Final Girls by Riley Sager
Goodreads Synopsis: Ten years ago, college student Quincy Carpenter went on vacation with five friends and came back alone, the only survivor of a horror movie–scale massacre. In an instant, she became a member of a club no one wants to belong to—a group of similar survivors known in the press as the Final Girls. Lisa, who lost nine sorority sisters to a college dropout’s knife; Sam, who went up against the Sack Man during her shift at the Nightlight Inn; and now Quincy, who ran bleeding through the woods to escape Pine Cottage and the man she refers to only as Him. The three girls are all attempting to put their nightmares behind them, and, with that, one another. Despite the media’s attempts, they never meet.
Now, Quincy is doing well—maybe even great, thanks to her Xanax prescription. She has a caring almost-fiancé, Jeff; a popular baking blog; a beautiful apartment; and a therapeutic presence in Coop, the police officer who saved her life all those years ago. Her memory won’t even allow her to recall the events of that night; the past is in the past.

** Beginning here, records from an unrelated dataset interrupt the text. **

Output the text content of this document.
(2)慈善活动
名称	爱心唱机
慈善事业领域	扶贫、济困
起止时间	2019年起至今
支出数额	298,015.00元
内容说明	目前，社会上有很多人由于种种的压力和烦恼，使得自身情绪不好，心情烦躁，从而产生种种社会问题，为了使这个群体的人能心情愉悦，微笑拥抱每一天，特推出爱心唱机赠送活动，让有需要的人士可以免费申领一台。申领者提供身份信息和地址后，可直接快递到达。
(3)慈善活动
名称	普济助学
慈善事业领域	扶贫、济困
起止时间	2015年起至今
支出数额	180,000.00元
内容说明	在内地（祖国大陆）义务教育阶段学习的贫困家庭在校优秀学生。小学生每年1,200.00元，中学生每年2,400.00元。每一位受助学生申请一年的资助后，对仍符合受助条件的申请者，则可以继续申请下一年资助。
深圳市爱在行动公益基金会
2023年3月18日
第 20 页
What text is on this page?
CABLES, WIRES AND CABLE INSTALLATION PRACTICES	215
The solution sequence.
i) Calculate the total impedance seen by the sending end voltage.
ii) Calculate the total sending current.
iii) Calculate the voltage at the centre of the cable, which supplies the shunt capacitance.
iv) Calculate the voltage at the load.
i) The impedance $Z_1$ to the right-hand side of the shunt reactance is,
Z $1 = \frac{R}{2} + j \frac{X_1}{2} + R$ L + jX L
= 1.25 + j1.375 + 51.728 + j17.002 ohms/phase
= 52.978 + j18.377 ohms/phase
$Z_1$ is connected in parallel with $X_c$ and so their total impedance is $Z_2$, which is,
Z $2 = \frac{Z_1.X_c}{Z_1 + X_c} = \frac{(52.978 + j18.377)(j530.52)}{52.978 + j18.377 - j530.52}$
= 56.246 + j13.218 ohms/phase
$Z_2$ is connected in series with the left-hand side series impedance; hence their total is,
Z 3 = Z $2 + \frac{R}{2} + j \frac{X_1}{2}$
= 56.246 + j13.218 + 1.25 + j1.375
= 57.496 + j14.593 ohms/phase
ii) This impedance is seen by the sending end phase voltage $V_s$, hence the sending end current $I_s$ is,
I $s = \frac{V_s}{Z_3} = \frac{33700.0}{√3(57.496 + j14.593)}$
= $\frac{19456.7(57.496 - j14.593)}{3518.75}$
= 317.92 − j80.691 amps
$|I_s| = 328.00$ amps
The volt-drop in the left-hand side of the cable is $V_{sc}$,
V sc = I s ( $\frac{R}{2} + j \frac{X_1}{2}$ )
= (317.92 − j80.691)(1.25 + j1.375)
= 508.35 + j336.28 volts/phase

That is, until Lisa, the first Final Girl, is found dead in her bathtub, wrists slit, and Sam, the second, appears on Quincy’s doorstep. Blowing through Quincy’s life like a whirlwind, Sam seems intent on making Quincy relive the past, with increasingly dire consequences, all of which makes Quincy question why Sam is really seeking her out. And when new details about Lisa’s death come to light, Quincy’s life becomes a race against time as she tries to unravel Sam’s truths from her lies, evade the police and hungry reporters, and, most crucially, remember what really happened at Pine Cottage, before what was started ten years ago is finished.
Here and Gone by Haylen Beck
Goodreads Synopsis: It begins with a woman fleeing through Arizona with her kids in tow, trying to escape an abusive marriage. When she’s pulled over by an unsettling local sheriff, things soon go awry and she is taken into custody. Only when she gets to the station, her kids are gone. And then the cops start saying they never saw any kids with her, that if they’re gone than she must have done something with them…
Meanwhile, halfway across the country a man hears the frenzied news reports about the missing kids, which are eerily similar to events in his own past. As the clock ticks down on the search for the lost children, he too is drawn into the desperate fight for their return.
Still Missing by Chevy Stevens
Goodreads Synopsis: On the day she was abducted, Annie O’Sullivan, a 32-year-old realtor, had three goals—sell a house, forget about a recent argument with her mother, and be on time for dinner with her ever-patient boyfriend. The open house is slow, but when her last visitor pulls up in a van as she’s about to leave, Annie thinks it just might be her lucky day after all.
Still Missing interweaves the year Annie spent as the captive of a psychopath in a remote mountain cabin, which unfold through sessions with her psychiatrist, with a second narrative following the events after her escape—her struggle to piece her shattered life back together and the ongoing police investigation into the identity of her captor.
Still Missing is a shocking, visceral, brutal and beautifully crafted novel.